Lá no começo dos anos 2010, um tipo de filme independente muito específico passou a conquistar as mentes e corações de cinéfilos pelo mundo. Títulos como Coerência (2012), Resolution (2012) e Complicações do Amor (2014) faziam um cinema de gênero que - um pouco inspirado pelos draminhas mumblecore da mesma época, e um pouco mirando o “horror elevado” da A24, que ganharia notoriedade nos anos seguintes - colocava grandes ideias em um frasco pequeno, aspirações cósmicas em um cenário terreno, considerações humanísticas em uma embalagem doméstica. Funcionava quando o impulso criativo era forte o bastante, e quando o espírito de guerrilha convencia o bastante para fazer o espectador se desprender da sua fome natural por uma narrativa mais densa, com mais profundidade.
Tipos de Gentileza me lembrou muito desse cinema. Realizado por Yorgos Lanthimos ainda enquanto finalizava a pós-produção do seu antecessor, Pobres Criaturas, o longa tem muito do paradoxo de pretensão desses filmes da década passada, sempre aspirando a um discurso elevado, mas sem os meios para chegar nele. Acontece que, ao contrário desses filmes, Tipos de Gentileza é uma produção de estúdio, assinada por um diretor e estrelada por uma atriz vencedores do Oscar, que se estende por quase três horas de duração e acabou de ter sua estreia em competição pela Palma de Ouro no Festival de Cannes 2024.
Não é, portanto, um filme “de guerrilha” em nenhum sentido. A sua escala é pequena porque quer ser pequena - e Lanthimos se segura atrás das câmeras, recuando da direção técnica barroca que aplicou ao seu filme anterior, porque quer se segurar. É difícil até reconhecer o trabalho do diretor de fotografia Robbie Ryan aqui, desnudado de suas lentes olho-de-peixe e manipulações de cor. Em Tipos de Gentileza, Ryan se concentra em tentar fazer o pequeno parecer maior, expressivamente falando, seja na forma como recorta os corpos em tela (Jesse Plemons, sempre metido em roupas um pouco justas ou largas demais, é o sujeito preferido da câmera) ou como se afasta dos atores para fazer as quatro paredes em que eles estão metidos parecerem mais generosas em seu espaço.
Mas Ryan está lutando um jogo perdido, de certa forma, porque Tipos de Gentileza é definido não por sua falta de recursos, um obstáculo que sempre pode ser superado por um cineasta cheio de recursos como Lanthimos, mas sim pela falta de ambição.
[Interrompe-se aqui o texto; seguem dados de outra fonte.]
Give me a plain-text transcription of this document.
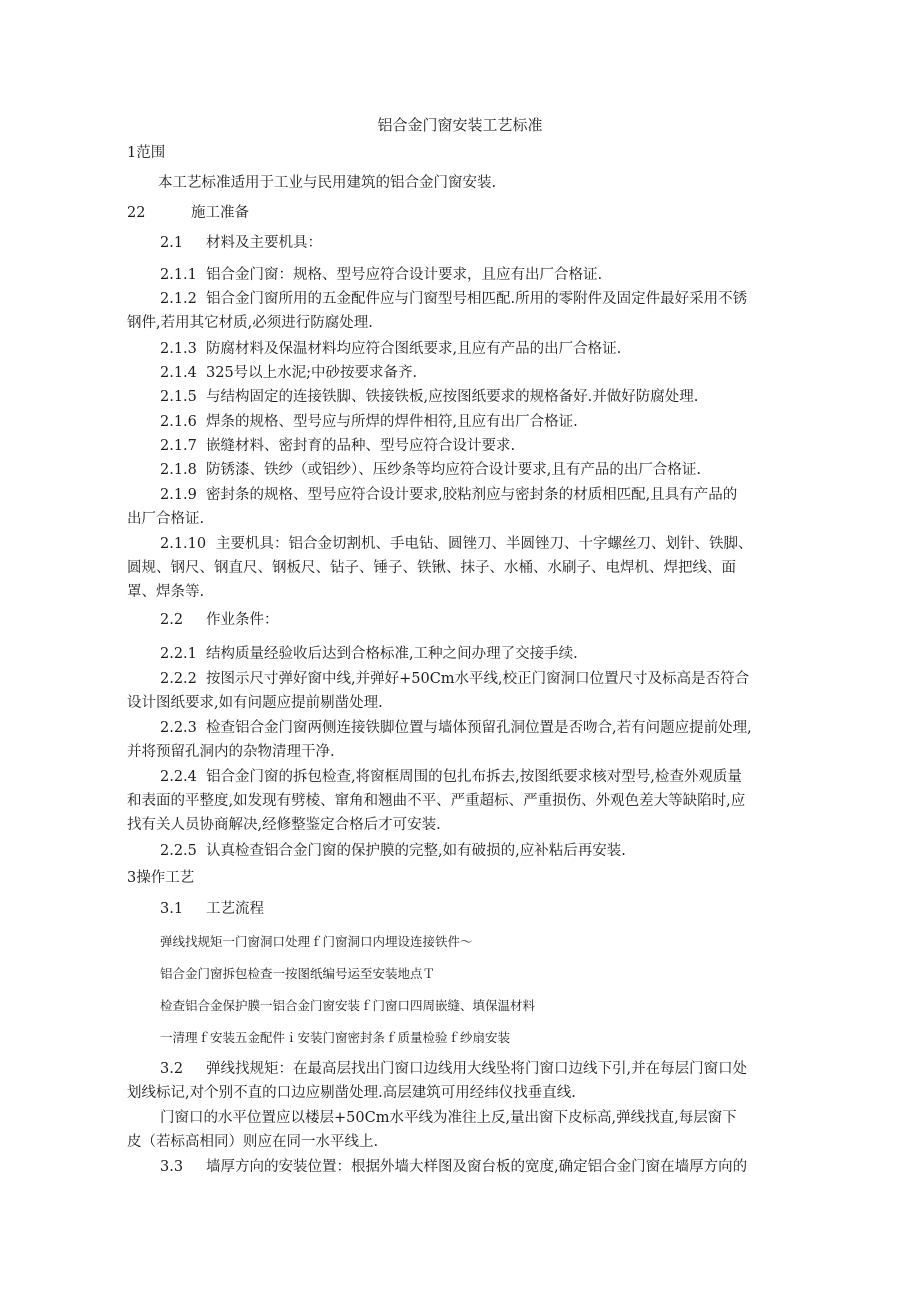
铝合金门窗安装工艺标准
1范围
本工艺标准适用于工业与民用建筑的铝合金门窗安装.
22	施工准备
2.1 材料及主要机具：
2.1.1 铝合金门窗：规格、型号应符合设计要求，且应有出厂合格证.
2.1.2 铝合金门窗所用的五金配件应与门窗型号相匹配.所用的零附件及固定件最好采用不锈
钢件,若用其它材质,必须进行防腐处理.
2.1.3 防腐材料及保温材料均应符合图纸要求,且应有产品的出厂合格证.
2.1.4 325号以上水泥;中砂按要求备齐.
2.1.5 与结构固定的连接铁脚、铁接铁板,应按图纸要求的规格备好.并做好防腐处理.
2.1.6 焊条的规格、型号应与所焊的焊件相符,且应有出厂合格证.
2.1.7 嵌缝材料、密封育的品种、型号应符合设计要求.
2.1.8 防锈漆、铁纱（或铝纱）、压纱条等均应符合设计要求,且有产品的出厂合格证.
2.1.9 密封条的规格、型号应符合设计要求,胶粘剂应与密封条的材质相匹配,且具有产品的
出厂合格证.
2.1.10 主要机具：铝合金切割机、手电钻、圆锉刀、半圆锉刀、十字螺丝刀、划针、铁脚、
圆规、钢尺、钢直尺、钢板尺、钻子、锤子、铁锹、抹子、水桶、水刷子、电焊机、焊把线、面
罩、焊条等.
2.2 作业条件：
2.2.1 结构质量经验收后达到合格标准,工种之间办理了交接手续.
2.2.2 按图示尺寸弹好窗中线,并弹好+50Cm水平线,校正门窗洞口位置尺寸及标高是否符合
设计图纸要求,如有问题应提前剔凿处理.
2.2.3 检查铝合金门窗两侧连接铁脚位置与墙体预留孔洞位置是否吻合,若有问题应提前处理,
并将预留孔洞内的杂物清理干净.
2.2.4 铝合金门窗的拆包检查,将窗框周围的包扎布拆去,按图纸要求核对型号,检查外观质量
和表面的平整度,如发现有劈棱、窜角和翘曲不平、严重超标、严重损伤、外观色差大等缺陷时,应
找有关人员协商解决,经修整鉴定合格后才可安装.
2.2.5 认真检查铝合金门窗的保护膜的完整,如有破损的,应补粘后再安装.
3操作工艺
3.1 工艺流程
弹线找规矩一门窗洞口处理ｆ门窗洞口内埋设连接铁件～
铝合金门窗拆包检查一按图纸编号运至安装地点Ｔ
检查铝合金保护膜一铝合金门窗安装ｆ门窗口四周嵌缝、填保温材料
一清理ｆ安装五金配件ｉ安装门窗密封条ｆ质量检验ｆ纱扇安装
3.2 弹线找规矩：在最高层找出门窗口边线用大线坠将门窗口边线下引,并在每层门窗口处
划线标记,对个别不直的口边应剔凿处理.高层建筑可用经纬仪找垂直线.
门窗口的水平位置应以楼层+50Cm水平线为准往上反,量出窗下皮标高,弹线找直,每层窗下
皮（若标高相同）则应在同一水平线上.
3.3 墙厚方向的安装位置：根据外墙大样图及窗台板的宽度,确定铝合金门窗在墙厚方向的
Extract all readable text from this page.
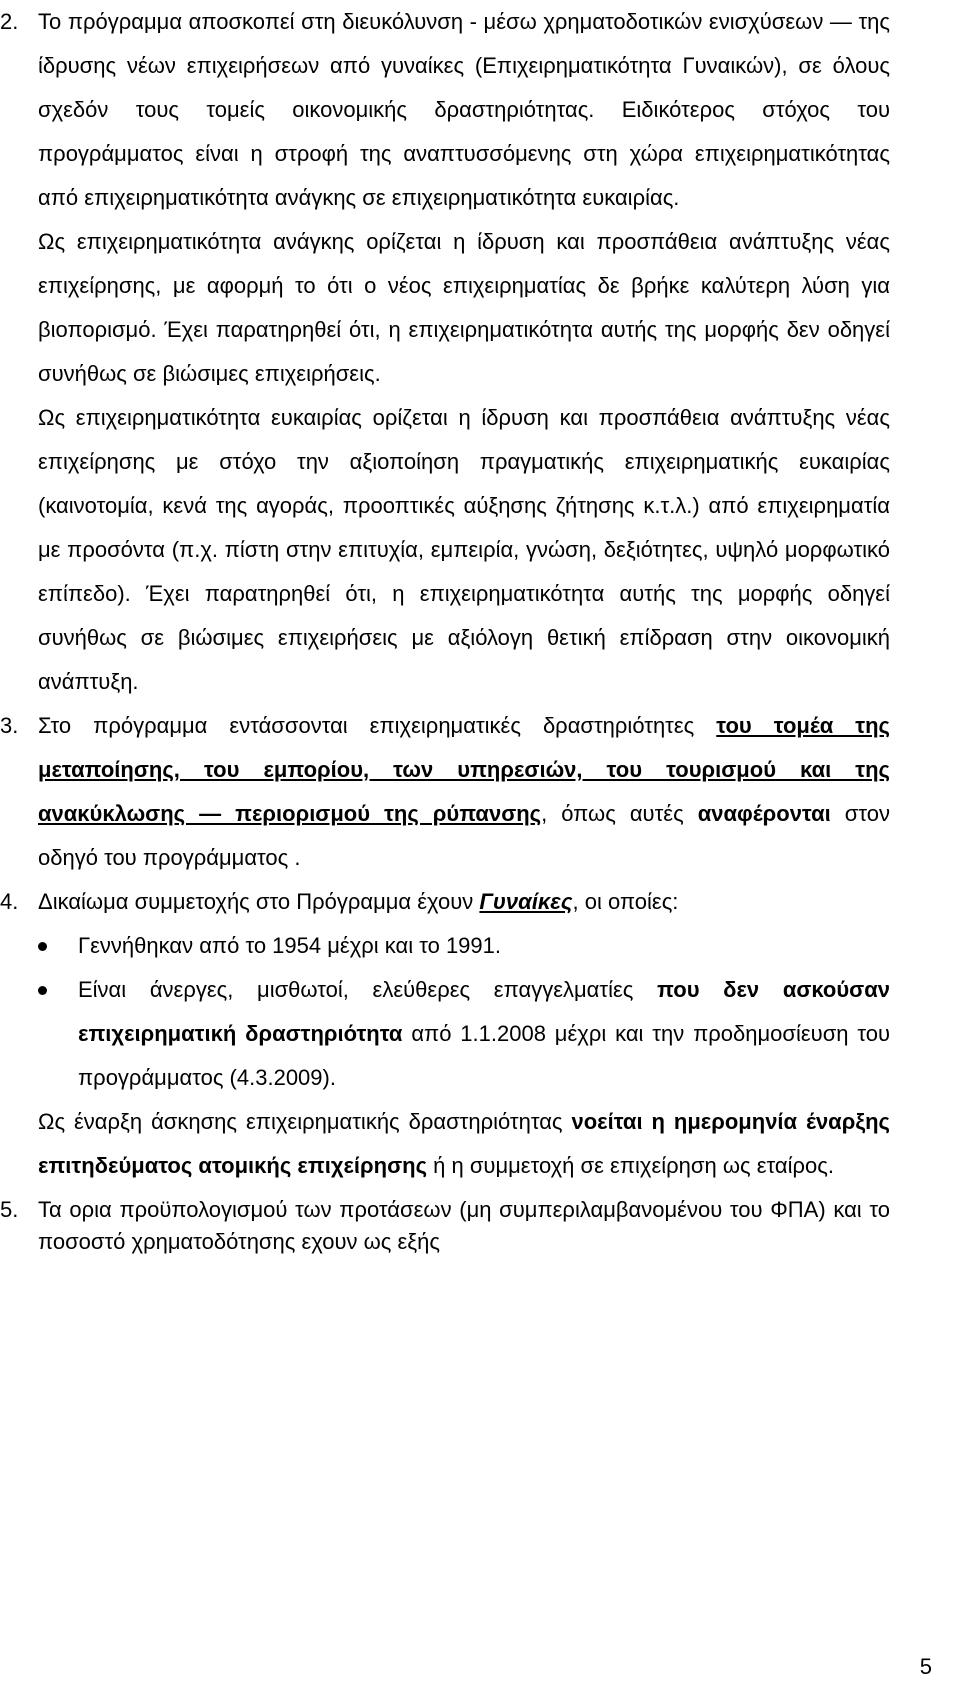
2. Το πρόγραμμα αποσκοπεί στη διευκόλυνση - μέσω χρηματοδοτικών ενισχύσεων — της ίδρυσης νέων επιχειρήσεων από γυναίκες (Επιχειρηματικότητα Γυναικών), σε όλους σχεδόν τους τομείς οικονομικής δραστηριότητας. Ειδικότερος στόχος του προγράμματος είναι η στροφή της αναπτυσσόμενης στη χώρα επιχειρηματικότητας από επιχειρηματικότητα ανάγκης σε επιχειρηματικότητα ευκαιρίας.

Ως επιχειρηματικότητα ανάγκης ορίζεται η ίδρυση και προσπάθεια ανάπτυξης νέας επιχείρησης, με αφορμή το ότι ο νέος επιχειρηματίας δε βρήκε καλύτερη λύση για βιοπορισμό. Έχει παρατηρηθεί ότι, η επιχειρηματικότητα αυτής της μορφής δεν οδηγεί συνήθως σε βιώσιμες επιχειρήσεις.

Ως επιχειρηματικότητα ευκαιρίας ορίζεται η ίδρυση και προσπάθεια ανάπτυξης νέας επιχείρησης με στόχο την αξιοποίηση πραγματικής επιχειρηματικής ευκαιρίας (καινοτομία, κενά της αγοράς, προοπτικές αύξησης ζήτησης κ.τ.λ.) από επιχειρηματία με προσόντα (π.χ. πίστη στην επιτυχία, εμπειρία, γνώση, δεξιότητες, υψηλό μορφωτικό επίπεδο). Έχει παρατηρηθεί ότι, η επιχειρηματικότητα αυτής της μορφής οδηγεί συνήθως σε βιώσιμες επιχειρήσεις με αξιόλογη θετική επίδραση στην οικονομική ανάπτυξη.

3. Στο πρόγραμμα εντάσσονται επιχειρηματικές δραστηριότητες του τομέα της μεταποίησης, του εμπορίου, των υπηρεσιών, του τουρισμού και της ανακύκλωσης — περιορισμού της ρύπανσης, όπως αυτές αναφέρονται στον οδηγό του προγράμματος .

4. Δικαίωμα συμμετοχής στο Πρόγραμμα έχουν Γυναίκες, οι οποίες:

Γεννήθηκαν από το 1954 μέχρι και το 1991.
Είναι άνεργες, μισθωτοί, ελεύθερες επαγγελματίες που δεν ασκούσαν επιχειρηματική δραστηριότητα από 1.1.2008 μέχρι και την προδημοσίευση του προγράμματος (4.3.2009).

Ως έναρξη άσκησης επιχειρηματικής δραστηριότητας νοείται η ημερομηνία έναρξης επιτηδεύματος ατομικής επιχείρησης ή η συμμετοχή σε επιχείρηση ως εταίρος.

5. Τα ορια προϋπολογισμού των προτάσεων (μη συμπεριλαμβανομένου του ΦΠΑ) και το ποσοστό χρηματοδότησης εχουν ως εξής

5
Talvez buscando um antídoto para a megalomania retórica e visual de seu filme anterior, aqui o cineasta grego se refugia em uma tese simples, expressada de forma simples, em três histórias de premissas simples, conectadas de maneira simples. Tipos de Gentileza pergunta, essencialmente, o que acontece quando descobrimos que o que julgamos como “normal” é corrompido, e se essa descoberta pode fazer formas alternativas de viver parecerem menos hostis. O que funcionar para você, funcionou, certo?
Dentro dessa simplicidade, o filme encontra alguns pontos de ignição, especialmente em seus atores - ainda que nem na escalação Lanthimos saia da sua zona de conforto. Ele coloca Willem Dafoe para interpretar Willem Dafoe, em três personagens que são definidos por gestos ameaçadores disfarçados de sorrisos e dureza emocional; e coloca Jesse Plemons para interpretar Jesse Plemons, em três personagens que funcionam na chave internalizada e posicional na qual o ator sabe trabalhar. Por sorte, Lanthimos vê Emma Stone como uma atriz-dínamo de potenciais infinitos, e ela se aproveita disso para marcar uma diferenciação clara entre as três histórias, modulando vozes, movimentos, caracterizações visuais e tonais para dar alguma cor real ao filme.
O esforço é valioso, e esta talvez seja a performance (ou seriam as performances?) que melhor justifica o fenômeno Emma Stone nas premiações e na crítica especializada. Mas é pouco para fazer de Tipos de Gentileza mais do que ele é: um improviso. Um improviso com cara, cheiro e gosto de improviso, que - pelo posicionamento mercadológico das pessoas envolvidas nele - está tentando se passar por muito mais do que isso.